My Experience as a Trail Blazer

My friends laugh when I make the well-worn announcement, “You won’t believe this, but I got lost.” I’m famous for losing my way and leading others with me in the wrong direction. Like the time I guided my sister Sue and three mutual friends on an all-night hike across a grizzly-infested swamp in Denali Park, Alaska. Or the time I led my nephew Matt toward a mirage I mistook for White River Pass in Montana’s Bob Marshall Wilderness. We descended too low by 4 miles and 2000 vertical then had to re-step the distance and re-gain the altitude back over the continental divide. Overconfidence doesn’t mix well with directional impairment. Remember though, no one is obliged to follow me however confident I may appear.
Three weeks ago my wife Mary knitted anxiously for more than 2 hours in our car, while frantic and sweat-soaked, I skied my way out of the Stemple Pass cross-country ski area after splitting from our skier group to go just a little farther. A bumper sticker I once saw describes my approach precisely: “I’m lost, but I’m really moving.”  Today’s blog post chronicles last week’s adventure: Lost in New York City desperately seeking the JFK Airport.

Working in New YaukTriboRFK

I flew through JFK  instead of Albany on my way to Saratoga Springs because of mechanical problems out of Helena. I conducted  a train-the-trainer seminar in Saratoga for IBTS Monday through Wednesday (Keith Ortale, Mike DeWine, Chris Doyle from IBTS along with well-known New England  trainers Bob Kahabka and Paul Raymer among other IBTS trainers). On Thursday after the seminar, we met at NYSERDA offices in Albany with the IBTS group, along with Lori Clark and her NYSERDA colleagues in Albany. After the meeting I drove to Syracuse to see my boyhood friend Tom Walsh, a prominent business psychologist. After breakfast at the B’ville Diner with Tom, I visited NYSWDA’s East Syracuse training center. Andy Stone, Dale Sherman, Chris Peters and I engaged in crude joking about unfunded health mandates while we toured NYSWDA’s amazing training facilities. Then we ate lunch, and I struck off towards New York City and JFK.

My Adventure Begins

I stopped in Saugerties at the HoJo, which had free WiFi. I needed sleep and some help from Google Maps. My new friend Anthony Portillo from The City said I erred by taking the 678 over the Whitestone Bridge and 87 north out of the city from JFK on my way to Saratoga. He said that going through New Joysee was far superior. Google Maps agreed, and against my better judgment, I abandoned the simpler known route for a joyride through urban oblivion.
I missed a turn somehow and a guy in a limo said that the Triboro Bridge would redirect me toward JFK. I stopped at a convenience store to ensure my route was correct. The two Asian guys in the store  kept pointing and repeating “Tribo dat way.” One problem: What everybody calls the Triboro Bridge has been renamed: RFK Bridge.
So I passed the sign to the RFK bridge, and was lost again cruising down FDR Blvd. I exited into a neighborhood and pulled up beside a black SUV. When I asked directions to JFK, the Hispanic driver put his hand against his cheek and said, “Oh no!”  He and his wife argued in Spanish and couldn’t reach consensus on my route.

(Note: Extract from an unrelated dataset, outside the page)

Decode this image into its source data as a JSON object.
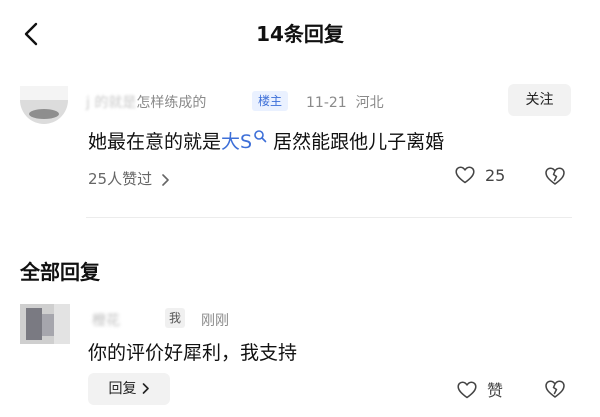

Finally he  said, “You can’t  get deah from heah.”  “Dude, you could do it; c’mon tell me how,” I pleaded. Getting back on the causeway going the opposite direction required my guide to specify 8 turns. I exited FDR on 34th street and entered the Midtown Tunnel, which is like hurtling down a drainage culvert under the East River.

Saved by A Toll OfficerTollPlaza

Out of the tunnel, I followed a sign pointing to JFK and thought I was home free. Then I was lost again in Howard Beach at the toll plaza. A courageous toll officer backed up a whole row of cars so I could turn around and go back to the expressway to JFK that I’d missed. After an audacious U-turn across all 8 lanes of the toll plaza, I found the turnoff after a mile or so. Minutes later, Enterprise Rent-a-Car and the JFK Air Train came mercifully into view.

Beating the Odds

The agent who printed my boarding passes told me to run as fast as I could. Breathless, I sprinted up to Gate 25 and asked if the flight to Detroit was still boarding. The gate agent said, “That flight is closed (pause) just kidding!” I boarded immediately.
Where was my smart phone or GPS you might ask? Those unnecessary trappings of modernity would only spoil my fun. Thanks for the memories, New Yauk.